Summertime means reading in the sun with a glass of something refreshingly cold at your side. Hurrah? Not always. I find it increasingly difficult to find a satisfying read amidst the sea of superficial stories that do nothing to contribute to my reflection. The challenge is invigorating as I scour bookshelf after bookshelf for fiction that is at the same entertaining, well-written, and deep. It sounds like there are not many of those books out there, but with the rise of independent publishing, it is getting easier and easier to find such books.
What am I looking for exactly? My main concern in life is my contribution to the spiritual and material development of my own self and, most importantly, of my community. There are many topics that I try to constantly read about to refine said contribution. One of them is marriage; as a fundamental building block of society that helps order the community, it needs to be strong. Marriage starts way before we meet that special someone; furthermore, we don’t have to be married to contribute to the strengthening of other marriages; fiction reflects the predominant beliefs about marriage, some of which are good, some of which need to change.
With this in mind, I try to pick up fiction that features marriage in its many forms: before meeting that special someone, during the period of courtship, while engaged, the wedding, the marriage itself, and, at times, the divorce. My purpose is both to increase my understanding of marriage as an individual, but also, to understand how a writer can contribute to the conversation about marriage: what is a healthy marriage? What does it look like? What is a healthy romance that can lead to this healthy marriage? Ad nauseum. While Disney Princesses, many romantic comedies, and many romance books warp our perception of romance into an unhealthy, superficial one, some movies, television shows, and book do convey light hearted romances that also elevate the conversation.
Honeymoon Hotel happens to be just that. Author Hester Browne brought to life a beautiful, old-fashioned hotel where Rosie, an events manager, works. A big chunk of the events she plans are weddings, through which she has gained a reputation for putting together the most romantic, polished weddings. But her personal romance is anything but polished, and when newcomer Joe challenges the way Rosie runs weddings at the hotel, she finds herself also challenged to reconsider some of her personal beliefs about marriage itself.
Browne is a wonderful storyteller. The Bonneville Hotel come to life and vividly so, its description expertly weaved through a story I couldn’t stop reading. While the ending was obvious pretty much from the beginning, it truly is the journey that makes the book worth reading. It follows the stereotypical formula of boy meets girl; chemistry flares; drama ensues; when things look like they can’t get worse, they do; boy and girl realise they can’t live without each other; they live happily ever after. But at the same time, Browne delves into this formula to bring out some interesting points of reflection. And because she does not provide answers, only questions, Honeymoon Hotel doesn’t ever swerve into patronizing territory.

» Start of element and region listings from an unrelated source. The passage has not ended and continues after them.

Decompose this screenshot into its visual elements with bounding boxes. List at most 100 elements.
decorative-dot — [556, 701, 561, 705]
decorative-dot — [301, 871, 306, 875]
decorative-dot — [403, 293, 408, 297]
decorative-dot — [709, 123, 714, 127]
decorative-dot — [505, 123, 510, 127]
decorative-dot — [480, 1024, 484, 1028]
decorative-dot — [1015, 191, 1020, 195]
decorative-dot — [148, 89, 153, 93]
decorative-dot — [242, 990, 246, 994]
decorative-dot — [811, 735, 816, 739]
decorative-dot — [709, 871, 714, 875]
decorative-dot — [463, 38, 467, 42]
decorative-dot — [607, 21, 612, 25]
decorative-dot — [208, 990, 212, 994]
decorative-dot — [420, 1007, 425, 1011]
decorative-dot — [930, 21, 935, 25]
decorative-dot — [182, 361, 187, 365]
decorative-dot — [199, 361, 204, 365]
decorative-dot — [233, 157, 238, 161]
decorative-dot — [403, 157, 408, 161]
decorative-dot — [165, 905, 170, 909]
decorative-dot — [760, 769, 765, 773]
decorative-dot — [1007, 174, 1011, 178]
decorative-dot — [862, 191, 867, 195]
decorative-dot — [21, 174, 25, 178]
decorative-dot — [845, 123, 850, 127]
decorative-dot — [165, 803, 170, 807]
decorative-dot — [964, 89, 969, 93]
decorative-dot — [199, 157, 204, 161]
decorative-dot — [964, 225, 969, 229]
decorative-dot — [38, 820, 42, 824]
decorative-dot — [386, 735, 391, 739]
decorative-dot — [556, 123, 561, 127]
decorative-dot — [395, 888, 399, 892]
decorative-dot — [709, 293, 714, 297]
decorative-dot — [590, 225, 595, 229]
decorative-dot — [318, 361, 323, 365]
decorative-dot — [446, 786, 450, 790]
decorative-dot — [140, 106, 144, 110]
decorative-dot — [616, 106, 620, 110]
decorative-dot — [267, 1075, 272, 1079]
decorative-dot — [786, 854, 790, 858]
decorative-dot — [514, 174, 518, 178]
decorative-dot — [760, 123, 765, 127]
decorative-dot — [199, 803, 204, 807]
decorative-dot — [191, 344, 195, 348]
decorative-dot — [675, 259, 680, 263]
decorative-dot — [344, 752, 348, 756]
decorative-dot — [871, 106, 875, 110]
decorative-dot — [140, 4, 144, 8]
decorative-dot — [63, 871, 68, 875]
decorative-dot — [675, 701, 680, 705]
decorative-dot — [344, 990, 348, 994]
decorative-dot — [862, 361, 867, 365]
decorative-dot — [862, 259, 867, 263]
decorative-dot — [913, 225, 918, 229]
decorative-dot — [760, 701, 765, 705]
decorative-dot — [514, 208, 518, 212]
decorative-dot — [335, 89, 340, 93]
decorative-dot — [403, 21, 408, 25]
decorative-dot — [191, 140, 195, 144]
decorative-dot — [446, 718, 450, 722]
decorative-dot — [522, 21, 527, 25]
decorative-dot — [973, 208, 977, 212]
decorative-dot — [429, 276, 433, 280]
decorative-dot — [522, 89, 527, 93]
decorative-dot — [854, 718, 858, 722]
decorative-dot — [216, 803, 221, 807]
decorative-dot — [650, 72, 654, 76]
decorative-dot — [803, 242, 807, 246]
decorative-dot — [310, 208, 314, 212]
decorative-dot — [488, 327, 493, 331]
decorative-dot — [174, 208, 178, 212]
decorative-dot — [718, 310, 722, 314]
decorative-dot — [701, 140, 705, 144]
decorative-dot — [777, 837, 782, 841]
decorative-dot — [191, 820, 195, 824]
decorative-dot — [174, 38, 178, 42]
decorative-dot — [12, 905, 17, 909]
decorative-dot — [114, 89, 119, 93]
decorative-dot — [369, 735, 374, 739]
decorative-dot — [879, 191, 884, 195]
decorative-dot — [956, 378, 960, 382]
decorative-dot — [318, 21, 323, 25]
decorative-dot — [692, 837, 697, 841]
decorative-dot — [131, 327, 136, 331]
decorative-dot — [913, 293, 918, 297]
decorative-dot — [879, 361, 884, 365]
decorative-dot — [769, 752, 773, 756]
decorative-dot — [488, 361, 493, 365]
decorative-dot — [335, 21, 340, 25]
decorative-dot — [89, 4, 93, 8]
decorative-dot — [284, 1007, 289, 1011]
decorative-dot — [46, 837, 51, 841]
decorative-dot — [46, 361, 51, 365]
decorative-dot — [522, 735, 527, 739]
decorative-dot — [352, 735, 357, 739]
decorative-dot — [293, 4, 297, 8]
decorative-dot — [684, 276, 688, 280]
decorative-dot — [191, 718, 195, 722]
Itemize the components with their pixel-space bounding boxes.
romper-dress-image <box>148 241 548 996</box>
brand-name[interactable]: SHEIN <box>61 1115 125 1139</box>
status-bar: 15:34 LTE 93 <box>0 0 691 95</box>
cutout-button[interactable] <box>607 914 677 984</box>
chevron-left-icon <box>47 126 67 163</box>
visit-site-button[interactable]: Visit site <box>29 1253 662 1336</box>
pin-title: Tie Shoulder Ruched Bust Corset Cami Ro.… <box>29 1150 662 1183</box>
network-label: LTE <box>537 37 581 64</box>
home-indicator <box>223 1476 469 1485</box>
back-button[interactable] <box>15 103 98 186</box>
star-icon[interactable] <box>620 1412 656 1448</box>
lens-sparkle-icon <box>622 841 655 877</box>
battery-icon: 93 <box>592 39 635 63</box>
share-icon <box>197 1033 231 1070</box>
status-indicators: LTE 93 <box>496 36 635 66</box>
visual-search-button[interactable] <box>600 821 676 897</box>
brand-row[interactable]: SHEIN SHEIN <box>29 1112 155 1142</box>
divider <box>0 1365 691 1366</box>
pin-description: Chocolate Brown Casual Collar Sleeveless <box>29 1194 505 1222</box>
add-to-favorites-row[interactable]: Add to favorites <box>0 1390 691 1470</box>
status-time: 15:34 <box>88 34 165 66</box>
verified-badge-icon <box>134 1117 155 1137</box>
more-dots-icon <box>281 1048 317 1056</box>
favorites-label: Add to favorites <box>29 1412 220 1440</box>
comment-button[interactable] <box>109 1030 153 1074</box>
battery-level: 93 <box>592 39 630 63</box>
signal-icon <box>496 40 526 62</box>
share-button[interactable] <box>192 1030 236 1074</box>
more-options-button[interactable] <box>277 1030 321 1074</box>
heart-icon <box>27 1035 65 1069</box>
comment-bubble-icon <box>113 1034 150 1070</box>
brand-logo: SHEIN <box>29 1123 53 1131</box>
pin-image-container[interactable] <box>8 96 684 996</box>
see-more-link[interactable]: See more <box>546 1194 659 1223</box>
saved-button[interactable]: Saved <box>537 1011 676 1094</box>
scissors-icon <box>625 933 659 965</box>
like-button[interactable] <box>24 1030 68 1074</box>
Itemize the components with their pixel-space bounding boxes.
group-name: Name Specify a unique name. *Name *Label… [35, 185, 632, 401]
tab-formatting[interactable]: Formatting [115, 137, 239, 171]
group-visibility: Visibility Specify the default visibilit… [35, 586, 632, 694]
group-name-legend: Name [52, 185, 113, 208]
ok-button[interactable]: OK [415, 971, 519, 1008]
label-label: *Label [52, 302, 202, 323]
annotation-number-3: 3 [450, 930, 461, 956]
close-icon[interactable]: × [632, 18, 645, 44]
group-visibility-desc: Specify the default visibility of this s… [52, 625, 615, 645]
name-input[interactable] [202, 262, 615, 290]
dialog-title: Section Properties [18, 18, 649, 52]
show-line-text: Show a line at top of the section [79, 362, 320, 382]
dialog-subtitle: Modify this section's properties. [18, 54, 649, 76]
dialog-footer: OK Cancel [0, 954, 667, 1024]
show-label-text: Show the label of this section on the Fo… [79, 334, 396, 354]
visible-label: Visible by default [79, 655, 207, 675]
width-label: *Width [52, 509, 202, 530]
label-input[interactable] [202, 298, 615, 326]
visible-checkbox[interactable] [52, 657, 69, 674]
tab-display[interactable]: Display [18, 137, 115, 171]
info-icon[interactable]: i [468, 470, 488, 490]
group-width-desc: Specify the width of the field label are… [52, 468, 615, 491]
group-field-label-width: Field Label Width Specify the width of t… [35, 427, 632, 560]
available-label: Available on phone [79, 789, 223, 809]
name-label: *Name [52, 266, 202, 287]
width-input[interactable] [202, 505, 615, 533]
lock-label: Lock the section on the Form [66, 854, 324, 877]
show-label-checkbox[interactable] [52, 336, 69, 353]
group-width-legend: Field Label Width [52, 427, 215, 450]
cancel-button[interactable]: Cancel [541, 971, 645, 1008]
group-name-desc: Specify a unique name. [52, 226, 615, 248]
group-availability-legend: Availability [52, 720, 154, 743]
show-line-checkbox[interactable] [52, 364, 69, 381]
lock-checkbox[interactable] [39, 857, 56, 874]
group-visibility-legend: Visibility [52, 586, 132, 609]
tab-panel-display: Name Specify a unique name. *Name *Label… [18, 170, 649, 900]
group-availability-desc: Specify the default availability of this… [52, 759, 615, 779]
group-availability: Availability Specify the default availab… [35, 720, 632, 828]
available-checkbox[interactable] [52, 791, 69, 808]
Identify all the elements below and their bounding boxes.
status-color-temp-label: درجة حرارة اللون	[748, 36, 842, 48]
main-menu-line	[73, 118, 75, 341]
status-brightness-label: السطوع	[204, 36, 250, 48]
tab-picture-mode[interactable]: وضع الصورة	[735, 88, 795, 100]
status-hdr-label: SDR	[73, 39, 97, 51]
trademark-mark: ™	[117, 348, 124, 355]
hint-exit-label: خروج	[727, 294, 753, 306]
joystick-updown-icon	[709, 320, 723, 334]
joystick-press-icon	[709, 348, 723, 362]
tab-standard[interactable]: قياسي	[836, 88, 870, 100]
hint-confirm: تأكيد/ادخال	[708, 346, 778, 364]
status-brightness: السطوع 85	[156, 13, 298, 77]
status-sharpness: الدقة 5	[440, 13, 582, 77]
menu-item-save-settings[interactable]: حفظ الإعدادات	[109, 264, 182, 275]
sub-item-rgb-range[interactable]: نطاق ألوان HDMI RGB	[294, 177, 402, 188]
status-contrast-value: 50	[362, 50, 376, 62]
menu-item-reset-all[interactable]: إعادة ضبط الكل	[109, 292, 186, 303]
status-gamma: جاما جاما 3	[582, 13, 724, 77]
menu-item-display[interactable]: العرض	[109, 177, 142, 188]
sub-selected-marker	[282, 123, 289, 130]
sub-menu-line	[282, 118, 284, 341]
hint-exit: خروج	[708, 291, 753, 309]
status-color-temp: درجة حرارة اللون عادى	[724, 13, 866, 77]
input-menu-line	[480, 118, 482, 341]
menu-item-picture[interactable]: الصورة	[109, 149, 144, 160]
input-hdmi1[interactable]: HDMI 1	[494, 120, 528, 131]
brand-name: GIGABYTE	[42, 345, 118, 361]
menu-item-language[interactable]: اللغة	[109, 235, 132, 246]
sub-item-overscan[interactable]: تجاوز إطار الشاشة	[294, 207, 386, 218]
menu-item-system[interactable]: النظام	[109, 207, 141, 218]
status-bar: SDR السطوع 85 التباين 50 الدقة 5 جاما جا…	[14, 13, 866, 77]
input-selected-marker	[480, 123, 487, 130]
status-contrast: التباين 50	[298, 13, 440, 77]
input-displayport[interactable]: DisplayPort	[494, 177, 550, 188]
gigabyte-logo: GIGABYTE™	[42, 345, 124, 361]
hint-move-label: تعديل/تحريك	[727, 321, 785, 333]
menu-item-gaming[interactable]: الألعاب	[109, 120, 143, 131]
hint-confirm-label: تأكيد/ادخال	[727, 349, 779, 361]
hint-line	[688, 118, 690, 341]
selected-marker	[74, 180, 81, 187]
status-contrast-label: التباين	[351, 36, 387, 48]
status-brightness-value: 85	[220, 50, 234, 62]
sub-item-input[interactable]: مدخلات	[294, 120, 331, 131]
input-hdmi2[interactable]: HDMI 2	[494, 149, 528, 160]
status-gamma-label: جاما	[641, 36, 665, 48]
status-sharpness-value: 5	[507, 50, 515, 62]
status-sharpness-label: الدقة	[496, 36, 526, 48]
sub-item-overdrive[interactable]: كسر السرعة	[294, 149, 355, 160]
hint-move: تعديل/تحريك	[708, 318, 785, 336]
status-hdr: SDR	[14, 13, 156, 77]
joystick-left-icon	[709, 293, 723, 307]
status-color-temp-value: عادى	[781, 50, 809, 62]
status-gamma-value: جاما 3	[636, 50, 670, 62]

This book features, at the end, questions for use in a book club setting, where I think this book would do really well. One of the questions that can be discussed is that of a healthy versus an unhealthy relationship. The book’s two main characters are professional, beautiful, smart, successful women who are both caught in unhealthy relationships. Not only that, but these women either make excuses for their partner’s bad behaviour, or don’t see the behaviour as bad in the first place. This of course is not only a question worth asking in the context of a romantic relationship, but also in the context of any relationship.
Honeymoon Hotel is the first Hester Browne book I have read, but certainly not the last one. It makes for an enjoyable and relaxing read which generates some great reflections on topics such as relationships, romance, and marriage. It’s also a great book to read with other friends before embarking on a road trip, ensuring that the music level will be down and the conversation level, up.